By Daniel Miessler on November 23rd, 2008: Tagged as America | Economics
  • Howard

    Even more important that producing more (i.e. working harder & smarter) and saving more (i.e. consuming less), is the need to restore trust.


    There is so much bad debt on bank balance sheets that no one trusts one another anymore. Until that bad debt is identified and written off, or written down to level that can be serviced from ongoing documented income, there can be no resumption of trust.


    Recognising that true level of bad debt will be be very painful indeed. Many banks will be insolvent after that restatement. But that pain must happen before we can start building up our trust in one another again.

  • @ Maxo,


    "We got in to this problem by over investing money in markets that did not return profits."
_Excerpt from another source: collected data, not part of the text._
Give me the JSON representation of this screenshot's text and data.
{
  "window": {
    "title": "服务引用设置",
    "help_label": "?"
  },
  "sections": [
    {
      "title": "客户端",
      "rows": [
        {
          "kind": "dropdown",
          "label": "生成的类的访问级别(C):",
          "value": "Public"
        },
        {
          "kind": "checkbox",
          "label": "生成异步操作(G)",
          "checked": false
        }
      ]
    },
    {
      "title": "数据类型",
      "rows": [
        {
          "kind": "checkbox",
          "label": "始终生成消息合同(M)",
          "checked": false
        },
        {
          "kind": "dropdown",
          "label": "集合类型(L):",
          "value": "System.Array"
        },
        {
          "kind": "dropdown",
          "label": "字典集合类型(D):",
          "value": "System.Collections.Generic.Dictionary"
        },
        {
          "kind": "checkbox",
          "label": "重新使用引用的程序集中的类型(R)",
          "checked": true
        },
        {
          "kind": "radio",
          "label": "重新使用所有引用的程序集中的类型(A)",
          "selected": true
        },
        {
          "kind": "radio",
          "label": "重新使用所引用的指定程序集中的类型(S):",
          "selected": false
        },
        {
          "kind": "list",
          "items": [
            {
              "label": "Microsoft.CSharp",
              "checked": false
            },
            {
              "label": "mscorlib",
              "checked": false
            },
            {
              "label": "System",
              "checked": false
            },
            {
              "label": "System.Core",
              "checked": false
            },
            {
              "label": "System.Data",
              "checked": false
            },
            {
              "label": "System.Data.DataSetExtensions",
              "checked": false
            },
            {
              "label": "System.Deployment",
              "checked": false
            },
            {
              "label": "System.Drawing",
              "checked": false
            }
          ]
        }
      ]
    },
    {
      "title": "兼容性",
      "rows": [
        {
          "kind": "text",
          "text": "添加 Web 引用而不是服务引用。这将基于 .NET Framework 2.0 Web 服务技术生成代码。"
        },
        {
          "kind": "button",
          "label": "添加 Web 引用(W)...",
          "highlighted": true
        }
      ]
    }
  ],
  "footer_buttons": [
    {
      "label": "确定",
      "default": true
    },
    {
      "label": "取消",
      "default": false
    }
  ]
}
    Totally agree. When I first got into my 401k, 7 years ago, it took a few years of tracking it to notice I was losing 25 cents for every dollar invested, then another 25 cents for every dollar that made it a year invested. The only person profiting on the process was the traders, the investment managers, trading on bad deals, making their profits, and somehow losing the money in the result. It got so bad that they were projecting loses every quarter, even overprojecting just to buffer the blow.


    I said enough is enough, and turned what I had left into real estate in 2003, and I've still doubled my equity, even post crash.


    America's problems are that we are being outmarketed by anonymous asian factories that can't be held accountable for their cheap products on one hand, and then (we are) our congress is being lobbied to death to force trade imbalances through their legitimate channels on the other hand.


    Here at home our factories are liable for any frivolous lawsuits a laywer can draft, which pumps up our prices, and the domestic lobbying collectives are hell bent on getting their piece of the markets before they exist. In California we are forced by law to spend money on insurances that have a degree of likelihood that they won't ever pay off, and that money gets invested in risky ventures that may or may not be foreign in nature. Sometimes it gets socked under the housing investments, and we saw what happens there.


    These built in faults are not being addressed, as people in the positions of power to address them are profitting off of them, and will do so for as long as they can, and then will defend their bilking scheme, as they seem legit in the meantime.


    One caught on the news lately; transit authorities, like BART, let banks filter money through their organization as a tax dodge, then they split the savings, to the maximum effect.


    another one caught on the news fringe; Splash and Dash is a loophole for foreign oil from poor as hell countries to get into the U.S. and dodge embargos by having an oil tanker almost filled with foreign crude have a percentage (often less than 10%) "splashed" with American crude. Who lets this happen?


    Somebody lets it happen, and they are being protected by an infrastructure already in place, and everyone gets a piece.


    Something for everyone to look into.


    -=T=-

  • I heard someone on NPR articulate it like this. We got in to this problem by over investing money in markets that did not return profits. The last thing we should do is encourage people to invest money in markets that are becoming more and more unlikely to have return profits. We need to be saving our money and watching out intelligently for markets that are likely to grow. The idea that if we just invest in anything and everything again is going to do us any good is outright stupid. If a particular industry or stock is poor then what absolutely need to do is talk about it and discourage investments in those areas, not pretend that it's not bad so people do invest and prop the pyramid scheme back up again.